Because the carry can be easily initialized from the sample input, we can move the call to initialize_carry into the __call__ method, somewhat simplifying the code.

Development Notes#

When developing a new cell, consider the following:

  • Include necessary metadata as instance attributes.

  • The initialize_carry now only requires a PRNG key and a sample input.

  • A new num_feature_axes property is required to specify the number of feature dimensions.

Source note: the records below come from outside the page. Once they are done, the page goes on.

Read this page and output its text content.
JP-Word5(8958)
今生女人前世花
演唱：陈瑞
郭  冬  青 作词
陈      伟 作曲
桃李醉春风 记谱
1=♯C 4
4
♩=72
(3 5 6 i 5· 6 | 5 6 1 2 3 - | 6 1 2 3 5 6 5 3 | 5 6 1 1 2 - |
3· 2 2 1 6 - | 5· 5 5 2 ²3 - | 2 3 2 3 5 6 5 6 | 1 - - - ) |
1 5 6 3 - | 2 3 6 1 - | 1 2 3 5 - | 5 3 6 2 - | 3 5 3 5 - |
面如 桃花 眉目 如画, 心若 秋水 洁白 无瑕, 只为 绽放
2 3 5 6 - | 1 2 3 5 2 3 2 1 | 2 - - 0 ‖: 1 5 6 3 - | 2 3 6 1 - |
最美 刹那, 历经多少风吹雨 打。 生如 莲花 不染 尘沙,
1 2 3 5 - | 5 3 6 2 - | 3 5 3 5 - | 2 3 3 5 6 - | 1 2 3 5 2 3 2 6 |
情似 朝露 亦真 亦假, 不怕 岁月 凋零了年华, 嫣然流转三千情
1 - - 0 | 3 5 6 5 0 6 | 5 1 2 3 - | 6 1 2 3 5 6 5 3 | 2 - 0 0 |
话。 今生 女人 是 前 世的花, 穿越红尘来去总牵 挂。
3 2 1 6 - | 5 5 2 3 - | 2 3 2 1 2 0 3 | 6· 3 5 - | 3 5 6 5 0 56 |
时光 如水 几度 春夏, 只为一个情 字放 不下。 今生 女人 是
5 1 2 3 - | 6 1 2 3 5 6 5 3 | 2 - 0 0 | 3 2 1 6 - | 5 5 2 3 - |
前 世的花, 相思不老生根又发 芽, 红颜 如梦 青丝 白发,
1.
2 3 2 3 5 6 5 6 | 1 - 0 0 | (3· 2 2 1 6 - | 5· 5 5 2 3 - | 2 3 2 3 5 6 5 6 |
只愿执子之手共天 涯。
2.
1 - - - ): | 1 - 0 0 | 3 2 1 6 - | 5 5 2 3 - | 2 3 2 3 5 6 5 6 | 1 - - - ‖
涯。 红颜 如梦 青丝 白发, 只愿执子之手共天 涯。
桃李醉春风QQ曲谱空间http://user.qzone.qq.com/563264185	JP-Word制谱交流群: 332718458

class LSTMCell(nn.RNNCellBase):
  features: int # ← All metadata is now stored within the cell instance
  ... #              ↓
  carry_init: Initializer

  def initialize_carry(self, rng, input_shape) -> Carry:
    ...

  @property
  def num_feature_axes(self):
    return 1

num_feature_axes is a new API feature that allows code handling arbitrary RNNCellBase instances, such as the RNN Module, to infer the number of batch dimensions and determine the position of the time axis.